Subjects and methods. We compared three alternative strategies: DOTS-Plus (100 randomly selected MDR-TB patients out of 149, who started their individualized treatment regimens form August 2001 through August 2002), pre-DOTS-Plus (54 patients starting individualized but not directly observed treatment defined by the individual physician during 1995–1997), and DOTS (100 randomly selected patients with non-MDR-TB out of 543 patients, who started their treatment between August 2001 and August 2002). The costs (based on prices for health care services valid in the year 2002, in EEK) and effectiveness (deaths, DALYs lost) and cost- effectiveness (cost per DALY averted) were estimated and expressed as the additional (incremental) cost and effectiveness for the three alternative strategies.
Results.

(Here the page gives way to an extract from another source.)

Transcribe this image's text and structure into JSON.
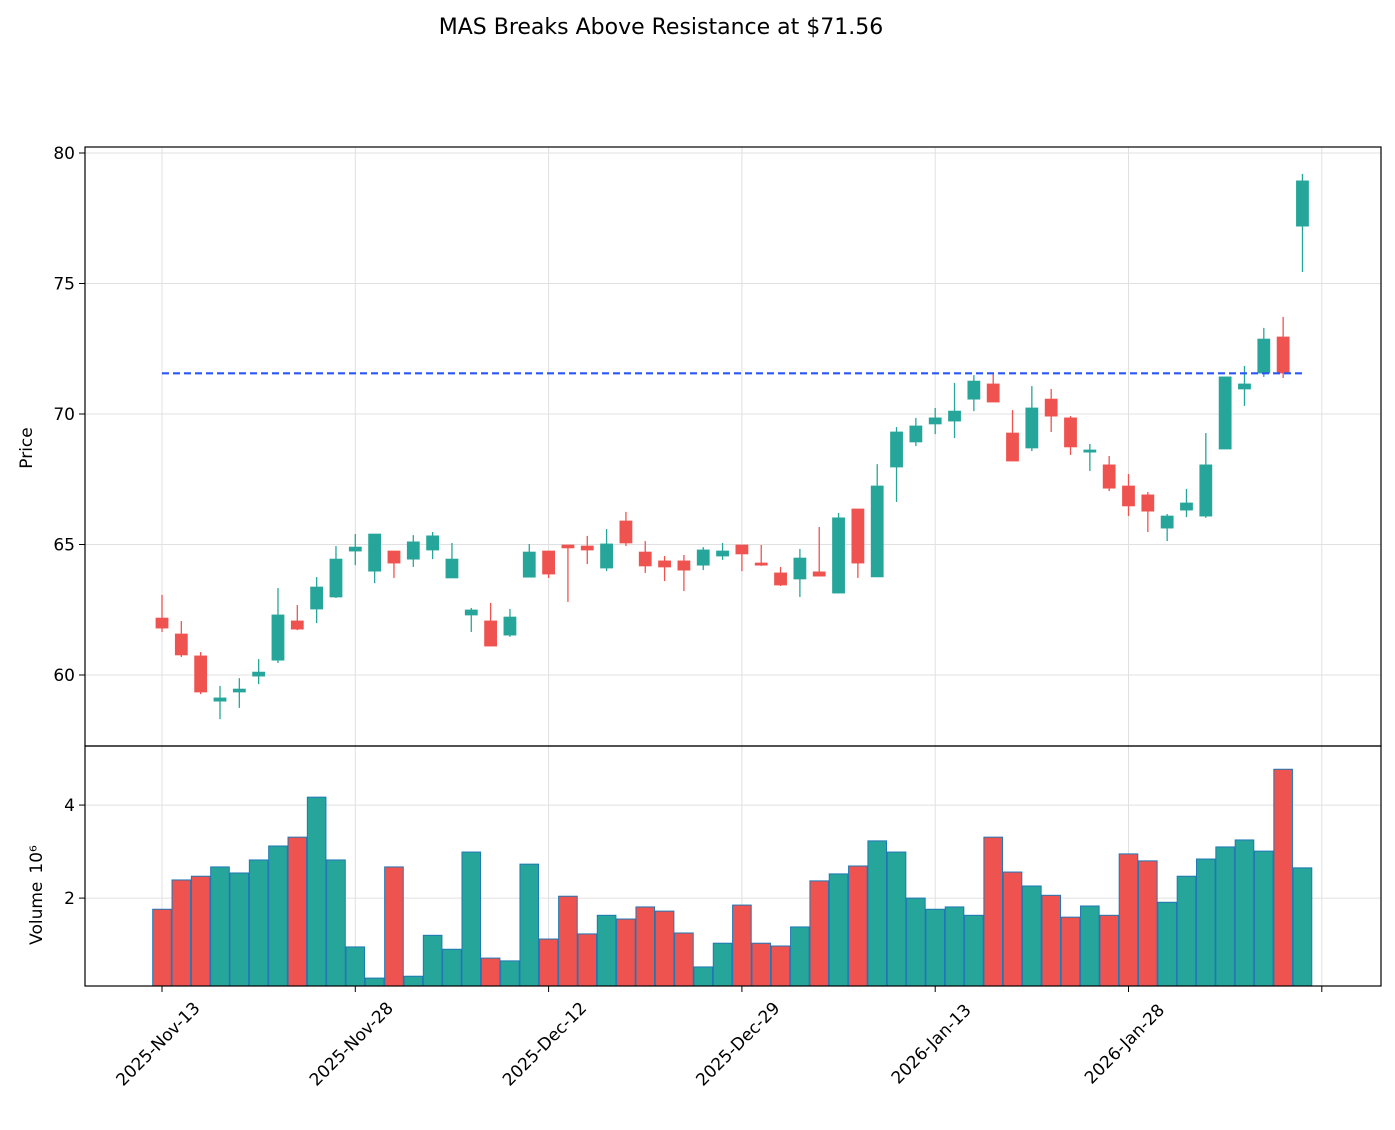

In the DOTS-Plus cohort, 61% of the patients achieved success, 17% defaulted, 13% died, and 9% failed, while among the pre-DOTS-Plus patients, the respective figures were 52, 20, 24, and 4%. Death rate was significantly lower in the DOTS-Plus cohort than in the pre-DOTS-Plus cohort (p = 0.039). The average costs per treated patient were 132 110 EEK (€ 8417), 72 931 EEK (€ 4647), and 50 718 EEK (€ 3232) for DOTS-Plus, pre-DOTS-Plus, and DOTS, respectively. In general, hospitalization costs were responsible for about half of the average costs per patient in all cohorts. The average cost of anti-TB drugs accounted for 25% in MDRTB patients, whereas only 1.5% in non-MDR-TB patients. The costs per DALY averted were 8570 EEK (€ 546) and 6623 EEK (€ 422) for DOTS-Plus vs pre-DOTS-Plus and vs DOTS, respectively.
Conclusion. DOTS-Plus strategy for treatment MDR-TB using individualized drug regimens is feasible, clinically effective and cost-effective in Estonia, a middleincome country of the former Soviet Union.